Divulguer l’utilisation de l’IA
Deux tribunaux canadiens ont émis des instructions relatives à la pratique concernant l’IA. Est-ce toutefois réellement nécessaire?
Au fur et à mesure que les programmes d’intelligence artificielle comme ChatGPT gagnent en popularité, des juristes tentent d’utiliser ces programmes comme outils de recherche, et les résultats sont parfois désastreux. Aux États-Unis, deux juristes ont récemment reçu une amende pour avoir soumis à un tribunal des citations de cas inexistants générées par ChatGPT. En réponse à ces problèmes, des cours supérieures au Manitoba et au Yukon ont émis des instructions relatives à la pratique exigeant que les juristes divulguent l’utilisation d’outils d’IA dans leurs soumissions.
Cependant, Amy Salyzyn, professeure de droit à l’Université d’Ottawa, craint que les directives ne soient trop générales.

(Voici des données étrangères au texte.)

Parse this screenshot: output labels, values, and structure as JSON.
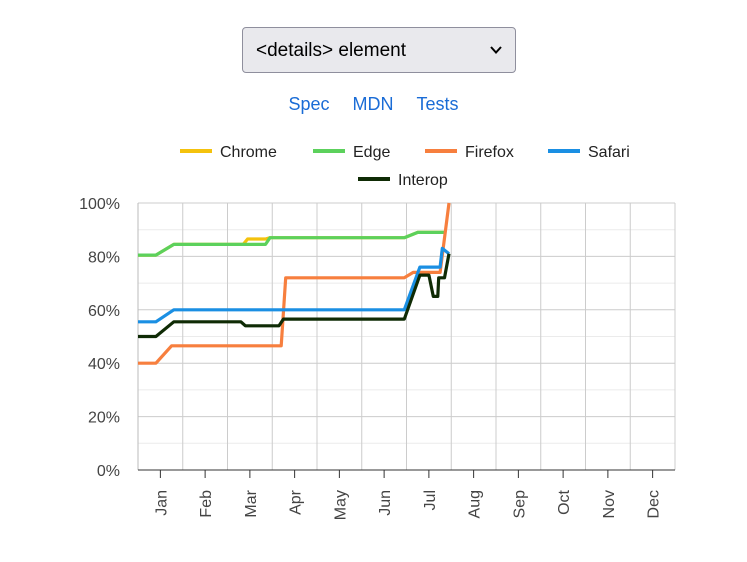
{
  "feature_select": {
    "selected": "<details> element"
  },
  "links": [
    {
      "label": "Spec"
    },
    {
      "label": "MDN"
    },
    {
      "label": "Tests"
    }
  ],
  "colors": {
    "Chrome": "#f4c20d",
    "Edge": "#5cd15c",
    "Firefox": "#f77f3e",
    "Safari": "#1a8fe3",
    "Interop": "#0f2b05",
    "link": "#1a6cd6"
  },
  "chart_data": {
    "type": "line",
    "title": "",
    "xlabel": "",
    "ylabel": "",
    "x_ticks": [
      "Jan",
      "Feb",
      "Mar",
      "Apr",
      "May",
      "Jun",
      "Jul",
      "Aug",
      "Sep",
      "Oct",
      "Nov",
      "Dec"
    ],
    "y_ticks": [
      "0%",
      "20%",
      "40%",
      "60%",
      "80%",
      "100%"
    ],
    "xlim": [
      1,
      13
    ],
    "ylim": [
      0,
      100
    ],
    "grid": true,
    "legend_position": "top",
    "series": [
      {
        "name": "Chrome",
        "color": "#f4c20d",
        "points": [
          [
            1.0,
            80.5
          ],
          [
            1.4,
            80.5
          ],
          [
            1.8,
            84.5
          ],
          [
            3.35,
            84.5
          ],
          [
            3.45,
            86.5
          ],
          [
            3.85,
            86.5
          ],
          [
            3.95,
            87
          ],
          [
            6.95,
            87
          ],
          [
            7.25,
            89
          ],
          [
            7.85,
            89
          ]
        ]
      },
      {
        "name": "Edge",
        "color": "#5cd15c",
        "points": [
          [
            1.0,
            80.5
          ],
          [
            1.4,
            80.5
          ],
          [
            1.8,
            84.5
          ],
          [
            3.75,
            84.5
          ],
          [
            3.85,
            84.5
          ],
          [
            3.95,
            87
          ],
          [
            6.95,
            87
          ],
          [
            7.25,
            89
          ],
          [
            7.85,
            89
          ]
        ]
      },
      {
        "name": "Firefox",
        "color": "#f77f3e",
        "points": [
          [
            1.0,
            40
          ],
          [
            1.4,
            40
          ],
          [
            1.75,
            46.5
          ],
          [
            4.2,
            46.5
          ],
          [
            4.3,
            72
          ],
          [
            6.95,
            72
          ],
          [
            7.15,
            74
          ],
          [
            7.75,
            74
          ],
          [
            7.95,
            100
          ]
        ]
      },
      {
        "name": "Safari",
        "color": "#1a8fe3",
        "points": [
          [
            1.0,
            55.5
          ],
          [
            1.4,
            55.5
          ],
          [
            1.8,
            60
          ],
          [
            6.95,
            60
          ],
          [
            7.3,
            76
          ],
          [
            7.75,
            76
          ],
          [
            7.8,
            83
          ],
          [
            7.95,
            81
          ]
        ]
      },
      {
        "name": "Interop",
        "color": "#0f2b05",
        "points": [
          [
            1.0,
            50
          ],
          [
            1.4,
            50
          ],
          [
            1.8,
            55.5
          ],
          [
            3.3,
            55.5
          ],
          [
            3.4,
            54
          ],
          [
            4.15,
            54
          ],
          [
            4.25,
            56.5
          ],
          [
            6.95,
            56.5
          ],
          [
            7.3,
            73
          ],
          [
            7.5,
            73
          ],
          [
            7.6,
            65
          ],
          [
            7.7,
            65
          ],
          [
            7.72,
            72
          ],
          [
            7.85,
            72
          ],
          [
            7.95,
            81
          ]
        ]
      }
    ]
  }
}
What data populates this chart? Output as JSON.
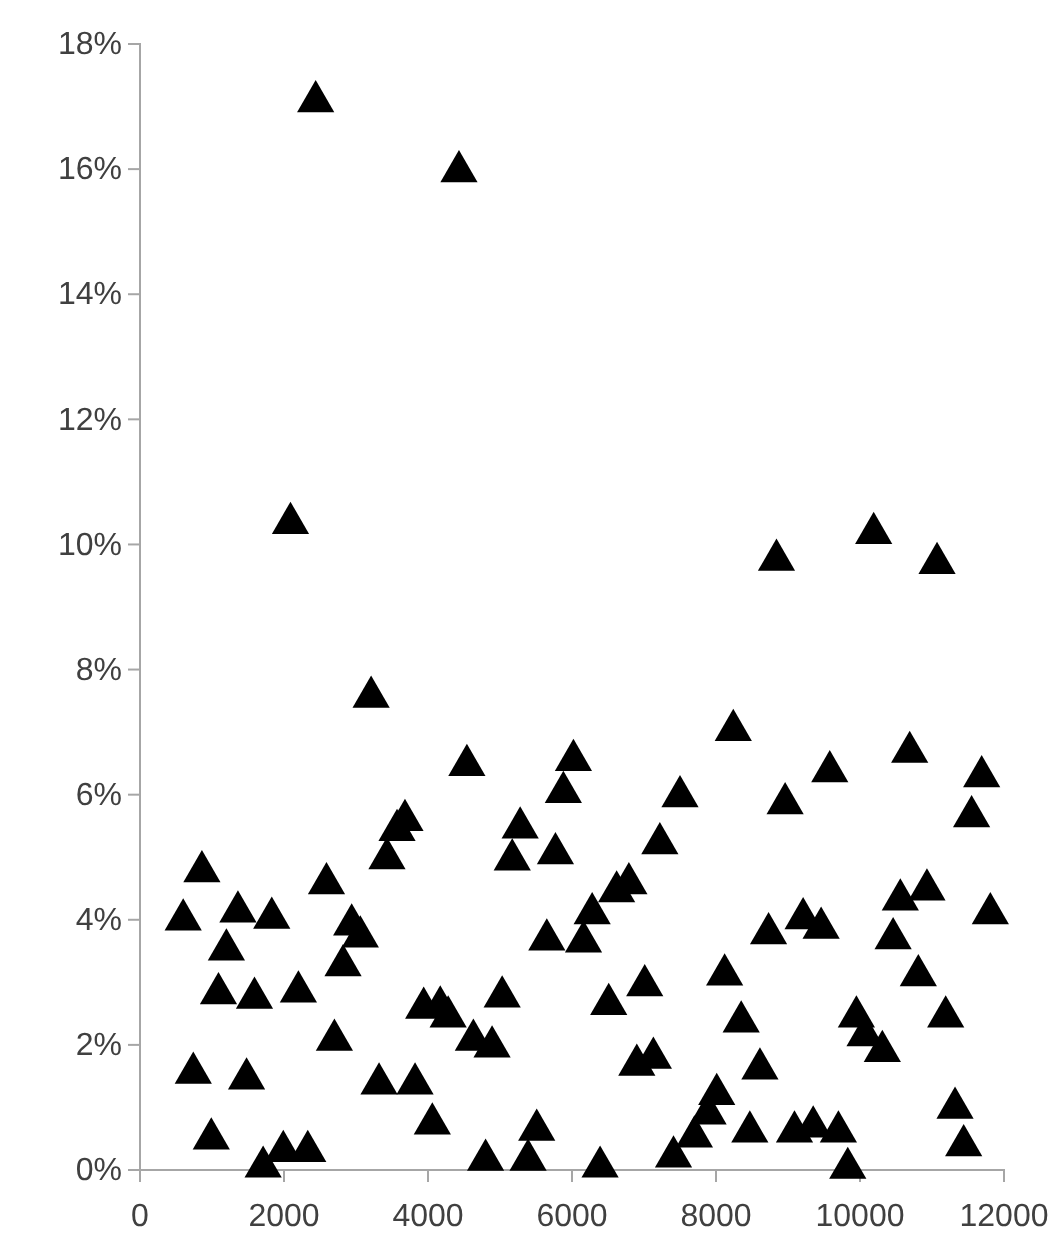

« C’est merveilleux de voir les tribunaux se pencher sur ces questions relatives à la technologie et à l’incidence de la technologie sur le déroulement des affaires judiciaires et réfléchir aux meilleures pratiques, déclare Me Salyzyn. Il existe toutefois des préoccupations pratiques liées à l’imprécision des directives, ajoute-t-elle. Le terme “intelligence artificielle” est un terme technique. Il ne s’agit pas d’une définition technique précise et il n’y a pas toujours de consensus sur ce que ce terme désigne. Il existe toutes sortes de technologies utilisées par les juristes qui correspondent à des définitions fréquentes de l’IA, que ce soient des bases de données de recherches juridiques utilisées couramment, des programmes de correction de la grammaire ou même l’utilisation de Google pour chercher l’adresse d’un tribunal, comme l’a mentionné une personne à titre d’exemple. »
Toutes ces technologies peuvent être décrites comme des formes d’IA, ce qui signifie qu’une interprétation simple des instructions exigerait que les juristes divulguent leur utilisation de ces technologies. Selon MeSalyzyn, les instructions ne précisent pas clairement ce que les juristes doivent divulguer. S’agit-il de l’utilisation de l’outil lui-même, de son fonctionnement ou de ses fonctions? « Cela complique les choses, car les juristes ne disposent pas forcément de cette expertise et pourraient fournir des explications qui ne correspondent pas exactement aux fonctions réelles de la technologie utilisée. »
Maroussia Lévesque, avocate formée au Canada et candidate au doctorat en sciences juridiques à la Faculté de droit de Harvard effectuant des recherches sur la gouvernance de l’IA, affirme que la divulgation est un bon début et que les juges aux États-Unis n’ont pas vu d’un bon œil le recours à des références générées par l’IA.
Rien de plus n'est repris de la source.